Stoneygate Centre for Empathic Healthcare

Plenaries

Educating for Empathy

Hear more about our Plenaries as part of Educating for Empathy, including shared experiences from clinical experts and educators. Plenaries will cover a wide range of topics to explore how we approach empathy within healthcare, including mental health, injury, clinical leadership and the difference between good and great compassion. 

Evidence-Based Approach

Professor Jeremy Howick

Educating for Empathy: An Evidence-Based Approach

Educating for Empathy: An Evidence-Based Approach outlines a rigorous yet practical framework for embedding empathy as a core professional competency in healthcare education. Drawing on the Empathy-Based Healthcare Education handbook, the talk challenges the assumption that empathy is either innate or best left to informal role-modelling. Instead, it presents empathy as a teachable, measurable, and evidence-based skill that is central to high-quality, person-centred, and evidence-based care.

The approach is grounded in six guiding principles: curricula should be evidence-based; informed by patients and students; extend beyond observable behaviours to professional identity (“being”); be evaluated through peer-reviewed research; actively engage faculty and learners; and meaningfully address diversity. These principles are operationalised through concrete educational strategies, including early and sustained patient contact, co-production with stakeholders, experiential learning (“walk a mile in patients’ shoes”), enhanced wellbeing education, and deliberate cultivation of an empathic hidden curriculum.

By integrating systematic reviews, local needs assessments, and robust evaluation, this model avoids both tokenistic empathy training and well-intentioned but sometimes ineffective interventions. The talk will be of interest to educators, curriculum leaders, and researchers seeking scalable, academically credible methods to foster empathy while supporting learner wellbeing and improving patient outcomes—using language and strategies that resonate across disciplines without sacrificing methodological rigour.

 

Teaching Empathy in Clinical settings

Teaching Empathy in Clinical Settings

Dr Andy Ward

This interactive plenary invites clinical educators to reflect on how empathic healthcare education can be meaningfully integrated into everyday clinical settings.
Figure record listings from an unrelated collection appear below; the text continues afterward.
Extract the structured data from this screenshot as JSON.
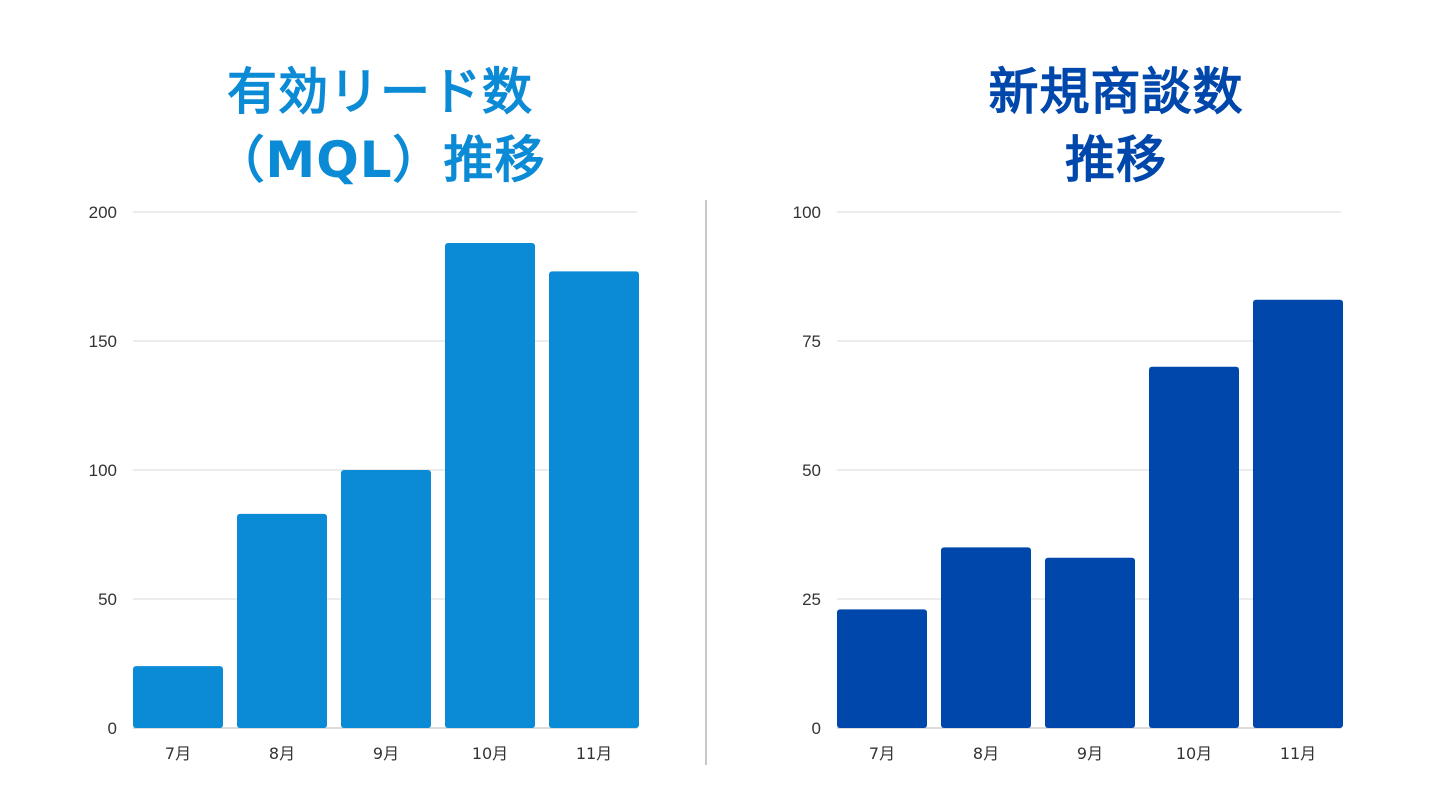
{
  "chart_data": [
    {
      "type": "bar",
      "title_lines": [
        "有効リード数",
        "（MQL）推移"
      ],
      "categories": [
        "7月",
        "8月",
        "9月",
        "10月",
        "11月"
      ],
      "values": [
        24,
        83,
        100,
        188,
        177
      ],
      "ylim": [
        0,
        200
      ],
      "yticks": [
        0,
        50,
        100,
        150,
        200
      ],
      "xlabel": "",
      "ylabel": "",
      "grid": true,
      "color": "#0B8AD6",
      "title_color": "#0B8AD6"
    },
    {
      "type": "bar",
      "title_lines": [
        "新規商談数",
        "推移"
      ],
      "categories": [
        "7月",
        "8月",
        "9月",
        "10月",
        "11月"
      ],
      "values": [
        23,
        35,
        33,
        70,
        83
      ],
      "ylim": [
        0,
        100
      ],
      "yticks": [
        0,
        25,
        50,
        75,
        100
      ],
      "xlabel": "",
      "ylabel": "",
      "grid": true,
      "color": "#0047AB",
      "title_color": "#0047AB"
    }
  ]
}
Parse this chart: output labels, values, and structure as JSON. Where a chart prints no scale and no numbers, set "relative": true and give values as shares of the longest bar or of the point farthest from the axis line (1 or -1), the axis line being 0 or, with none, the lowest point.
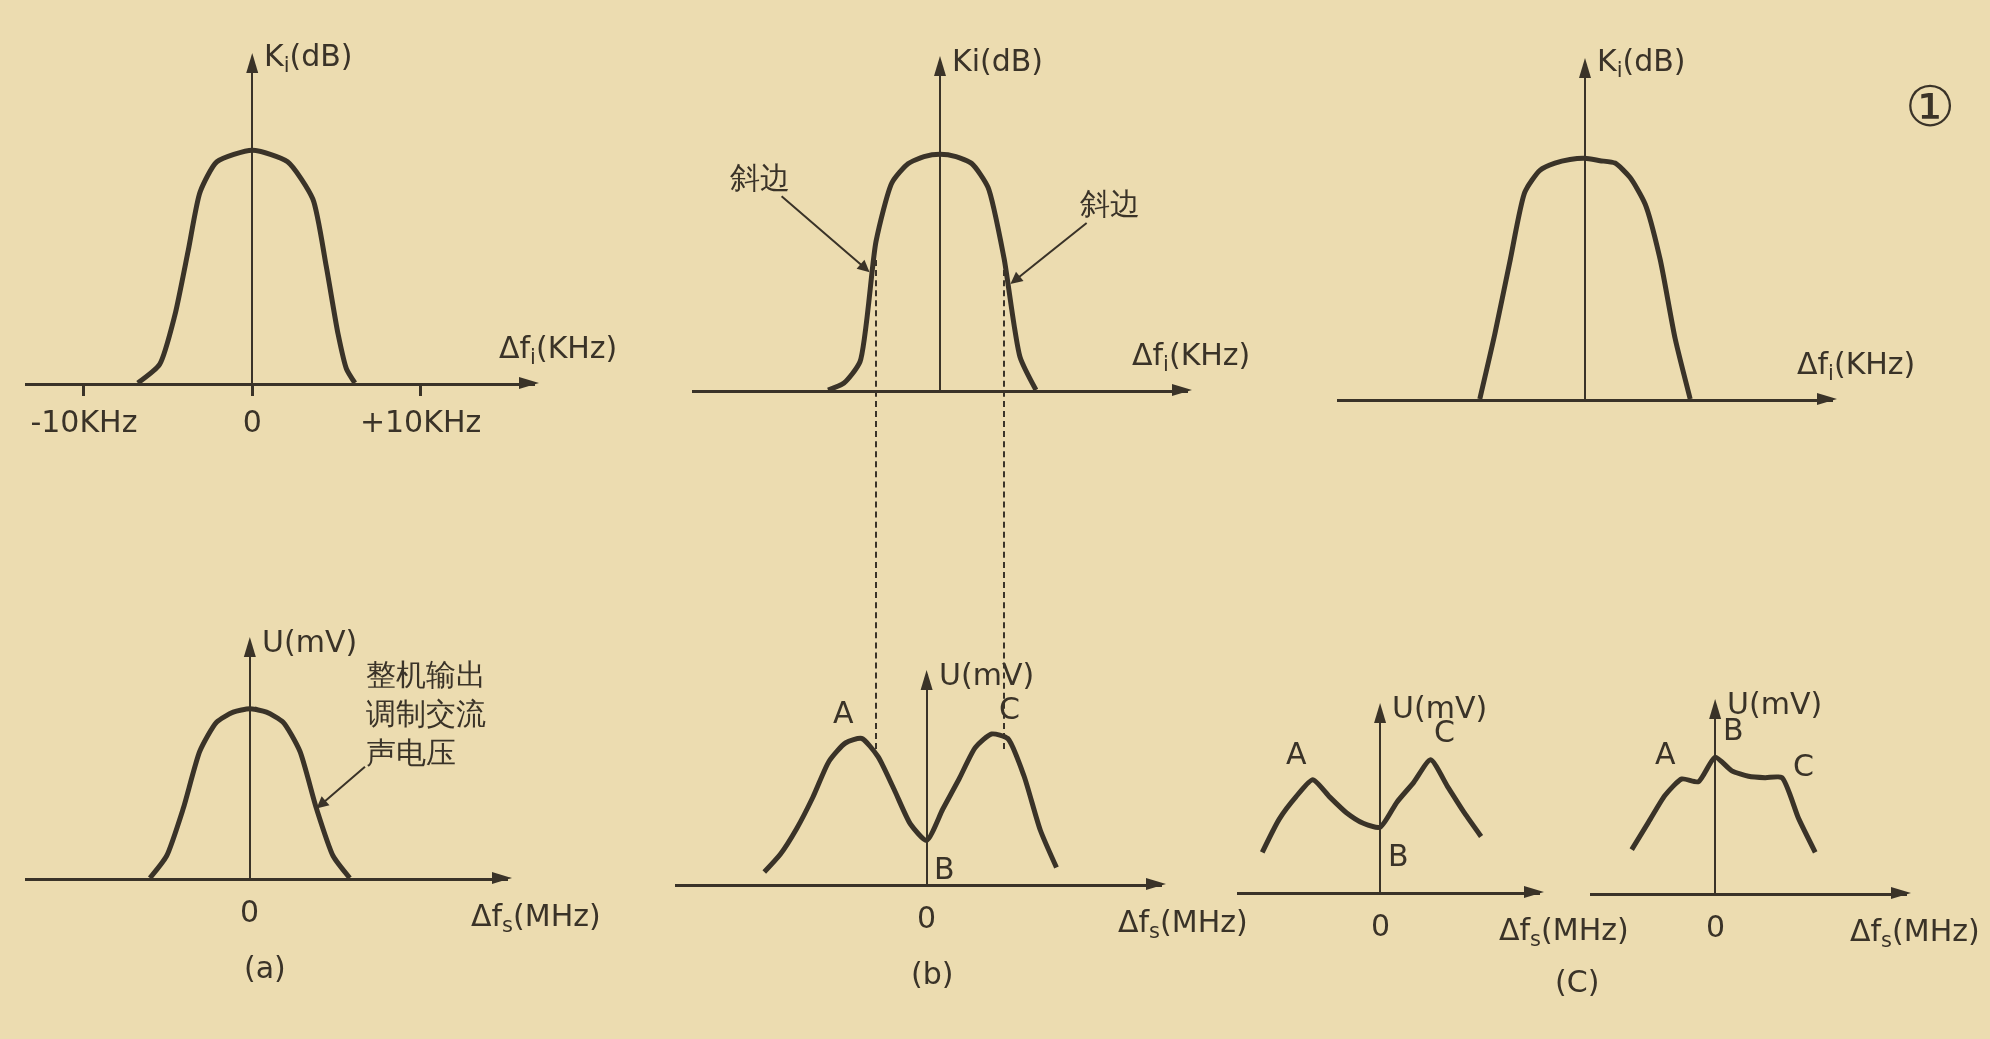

Using evidence and real clinical examples, the lecture will explore what therapeutic empathy is, why it matters for patients and clinicians, and how it can be taught through supervision, feedback and role-modelling with medical students and postgraduate trainees.
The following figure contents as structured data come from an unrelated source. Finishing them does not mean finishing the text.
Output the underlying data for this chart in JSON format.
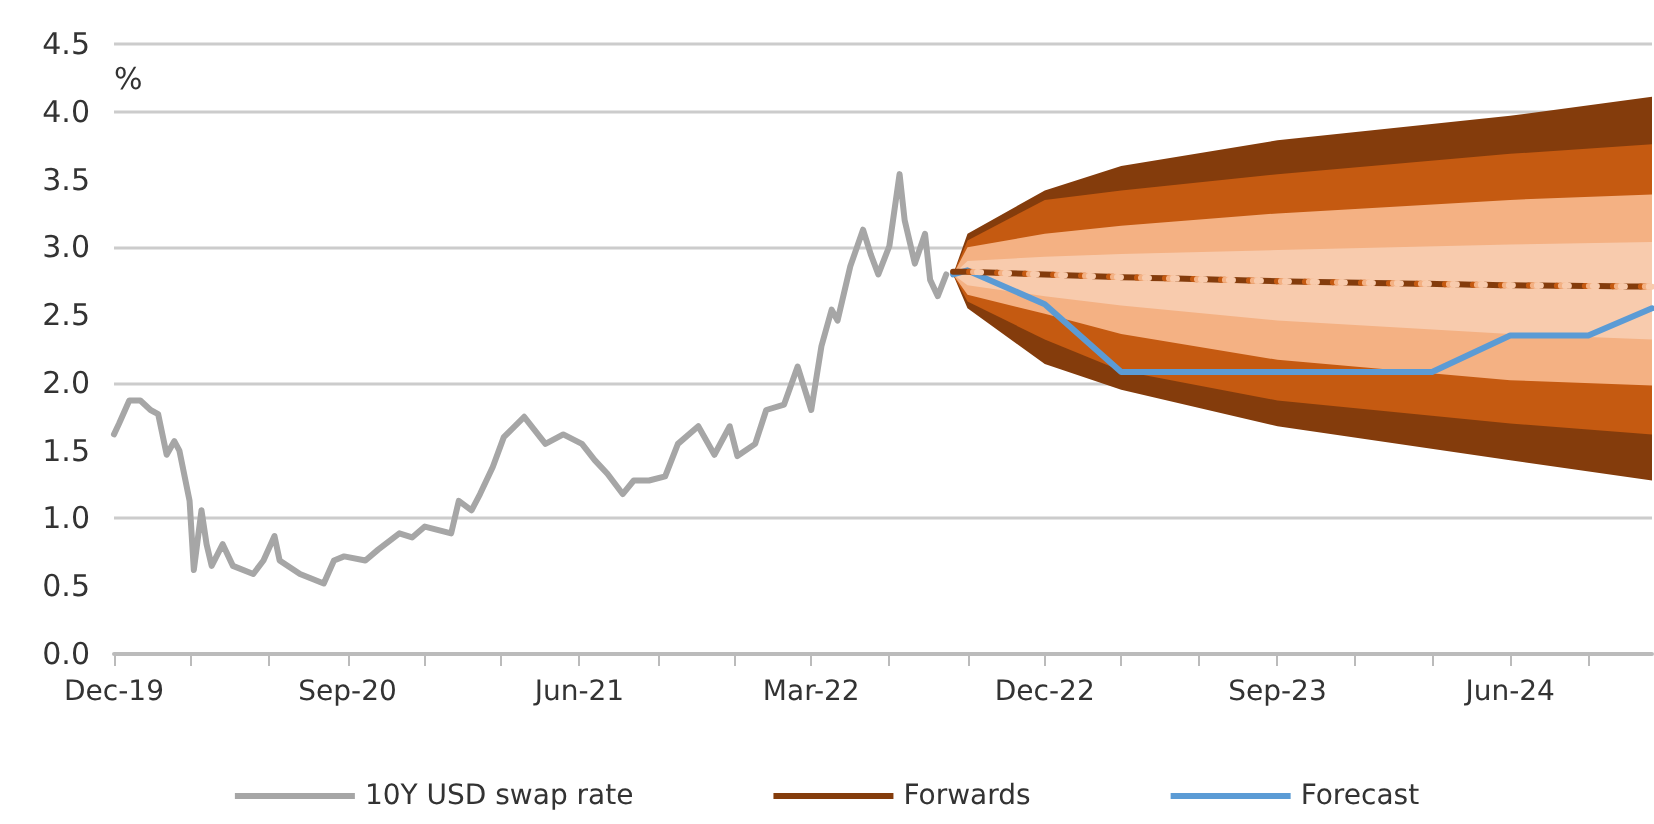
{
  "chart_data": {
    "type": "line",
    "ylabel": "%",
    "marker": "none",
    "grid": "y",
    "legend": "bottom",
    "xlim": [
      "2019-12-01",
      "2024-11-15"
    ],
    "xticks": [
      {
        "value": "2019-12-01",
        "label": "Dec-19"
      },
      {
        "value": "2020-03-01",
        "label": null
      },
      {
        "value": "2020-06-01",
        "label": null
      },
      {
        "value": "2020-09-01",
        "label": "Sep-20"
      },
      {
        "value": "2020-12-01",
        "label": null
      },
      {
        "value": "2021-03-01",
        "label": null
      },
      {
        "value": "2021-06-01",
        "label": "Jun-21"
      },
      {
        "value": "2021-09-01",
        "label": null
      },
      {
        "value": "2021-12-01",
        "label": null
      },
      {
        "value": "2022-03-01",
        "label": "Mar-22"
      },
      {
        "value": "2022-06-01",
        "label": null
      },
      {
        "value": "2022-09-01",
        "label": null
      },
      {
        "value": "2022-12-01",
        "label": "Dec-22"
      },
      {
        "value": "2023-03-01",
        "label": null
      },
      {
        "value": "2023-06-01",
        "label": null
      },
      {
        "value": "2023-09-01",
        "label": "Sep-23"
      },
      {
        "value": "2023-12-01",
        "label": null
      },
      {
        "value": "2024-03-01",
        "label": null
      },
      {
        "value": "2024-06-01",
        "label": "Jun-24"
      },
      {
        "value": "2024-09-01",
        "label": null
      }
    ],
    "ylim": [
      0,
      4.5
    ],
    "yticks": [
      {
        "value": 0,
        "label": "0.0"
      },
      {
        "value": 0.5,
        "label": "0.5"
      },
      {
        "value": 1,
        "label": "1.0"
      },
      {
        "value": 1.5,
        "label": "1.5"
      },
      {
        "value": 2,
        "label": "2.0"
      },
      {
        "value": 2.5,
        "label": "2.5"
      },
      {
        "value": 3,
        "label": "3.0"
      },
      {
        "value": 3.5,
        "label": "3.5"
      },
      {
        "value": 4,
        "label": "4.0"
      },
      {
        "value": 4.5,
        "label": "4.5"
      }
    ],
    "series": [
      {
        "name": "10Y USD swap rate",
        "color": "#a6a6a6",
        "line_style": "solid",
        "x": [
          "2019-12-01",
          "2019-12-07",
          "2019-12-19",
          "2020-01-01",
          "2020-01-13",
          "2020-01-22",
          "2020-02-01",
          "2020-02-10",
          "2020-02-16",
          "2020-02-28",
          "2020-03-04",
          "2020-03-13",
          "2020-03-19",
          "2020-03-25",
          "2020-04-07",
          "2020-04-19",
          "2020-05-13",
          "2020-05-25",
          "2020-06-07",
          "2020-06-13",
          "2020-07-07",
          "2020-08-04",
          "2020-08-16",
          "2020-08-28",
          "2020-09-22",
          "2020-10-07",
          "2020-11-01",
          "2020-11-16",
          "2020-12-01",
          "2021-01-01",
          "2021-01-10",
          "2021-01-25",
          "2021-02-04",
          "2021-02-19",
          "2021-03-04",
          "2021-03-28",
          "2021-04-22",
          "2021-05-13",
          "2021-06-04",
          "2021-06-19",
          "2021-07-04",
          "2021-07-22",
          "2021-08-04",
          "2021-08-22",
          "2021-09-10",
          "2021-09-25",
          "2021-10-19",
          "2021-11-07",
          "2021-11-25",
          "2021-12-04",
          "2021-12-25",
          "2022-01-07",
          "2022-01-28",
          "2022-02-13",
          "2022-03-01",
          "2022-03-13",
          "2022-03-25",
          "2022-04-01",
          "2022-04-16",
          "2022-05-01",
          "2022-05-10",
          "2022-05-19",
          "2022-06-01",
          "2022-06-13",
          "2022-06-19",
          "2022-07-01",
          "2022-07-13",
          "2022-07-19",
          "2022-07-28",
          "2022-08-07"
        ],
        "values": [
          1.62,
          1.7,
          1.87,
          1.87,
          1.8,
          1.77,
          1.47,
          1.57,
          1.5,
          1.13,
          0.62,
          1.06,
          0.81,
          0.65,
          0.81,
          0.65,
          0.59,
          0.69,
          0.87,
          0.69,
          0.59,
          0.52,
          0.69,
          0.72,
          0.69,
          0.77,
          0.89,
          0.86,
          0.94,
          0.89,
          1.13,
          1.06,
          1.18,
          1.38,
          1.6,
          1.75,
          1.55,
          1.62,
          1.55,
          1.43,
          1.33,
          1.18,
          1.28,
          1.28,
          1.31,
          1.55,
          1.68,
          1.47,
          1.68,
          1.46,
          1.55,
          1.8,
          1.84,
          2.12,
          1.8,
          2.27,
          2.54,
          2.46,
          2.86,
          3.13,
          2.95,
          2.8,
          3.01,
          3.54,
          3.2,
          2.88,
          3.1,
          2.76,
          2.64,
          2.8
        ]
      },
      {
        "name": "Forwards",
        "color": "#843c0c",
        "line_style": "dashed",
        "x": [
          "2022-08-15",
          "2022-09-01",
          "2022-12-01",
          "2023-03-01",
          "2023-09-01",
          "2024-06-01",
          "2024-11-15"
        ],
        "values": [
          2.82,
          2.82,
          2.8,
          2.78,
          2.75,
          2.72,
          2.71
        ],
        "upper": [
          2.8,
          3.1,
          3.42,
          3.6,
          3.79,
          3.97,
          4.11
        ],
        "lower": [
          2.8,
          2.55,
          2.14,
          1.95,
          1.68,
          1.43,
          1.28
        ]
      },
      {
        "color": "#c55a11",
        "line_style": "dashed",
        "x": [
          "2022-08-15",
          "2022-09-01",
          "2022-12-01",
          "2023-03-01",
          "2023-09-01",
          "2024-06-01",
          "2024-11-15"
        ],
        "values": [
          2.82,
          2.82,
          2.8,
          2.78,
          2.75,
          2.72,
          2.71
        ],
        "upper": [
          2.8,
          3.05,
          3.35,
          3.42,
          3.54,
          3.69,
          3.76
        ],
        "lower": [
          2.8,
          2.6,
          2.32,
          2.09,
          1.87,
          1.7,
          1.62
        ]
      },
      {
        "color": "#f4b183",
        "line_style": "dashed",
        "x": [
          "2022-08-15",
          "2022-09-01",
          "2022-12-01",
          "2023-03-01",
          "2023-09-01",
          "2024-06-01",
          "2024-11-15"
        ],
        "values": [
          2.82,
          2.82,
          2.8,
          2.78,
          2.75,
          2.72,
          2.71
        ],
        "upper": [
          2.8,
          3.0,
          3.1,
          3.16,
          3.25,
          3.35,
          3.39
        ],
        "lower": [
          2.8,
          2.65,
          2.51,
          2.36,
          2.17,
          2.02,
          1.98
        ]
      },
      {
        "color": "#f8cbad",
        "line_style": "dashed",
        "x": [
          "2022-08-15",
          "2022-09-01",
          "2022-12-01",
          "2023-03-01",
          "2023-09-01",
          "2024-06-01",
          "2024-11-15"
        ],
        "values": [
          2.82,
          2.82,
          2.8,
          2.78,
          2.75,
          2.72,
          2.71
        ],
        "upper": [
          2.8,
          2.9,
          2.93,
          2.95,
          2.98,
          3.02,
          3.04
        ],
        "lower": [
          2.8,
          2.72,
          2.64,
          2.57,
          2.46,
          2.36,
          2.32
        ]
      },
      {
        "name": "Forecast",
        "color": "#5b9bd5",
        "line_style": "solid",
        "x": [
          "2022-08-15",
          "2022-09-01",
          "2022-12-01",
          "2023-03-01",
          "2024-03-01",
          "2024-06-01",
          "2024-09-01",
          "2024-11-15"
        ],
        "values": [
          2.8,
          2.83,
          2.58,
          2.08,
          2.08,
          2.35,
          2.35,
          2.55
        ]
      }
    ]
  }
}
The emphasis will be on making empathy visible, teachable and sustainable within normal clinical teaching and practice.

Unparalysed

Dr Diniesh Palipana

Unparalysed: How a spinal cord injury and depression shaped a doctor's thinking 

Plato said, "The greatest mistake in the treatment of diseases is that there are physicians for the body and physicians for the soul although the two cannot be separated. Yet, we have veered towards physically objectifying the patient experience, leaving the soul behind.

However, in an age where healthcare is in a crisis, where artificial intelligence is deemed more empathetic than a human, rethinking the way we deliver healthcare is critical.

Not only will this improve outcomes and reduce costs, but restore the honoured relationship between the doctor and patient. These are the lessons learned by a doctor who has been through a spinal cord injury and the depths of depression.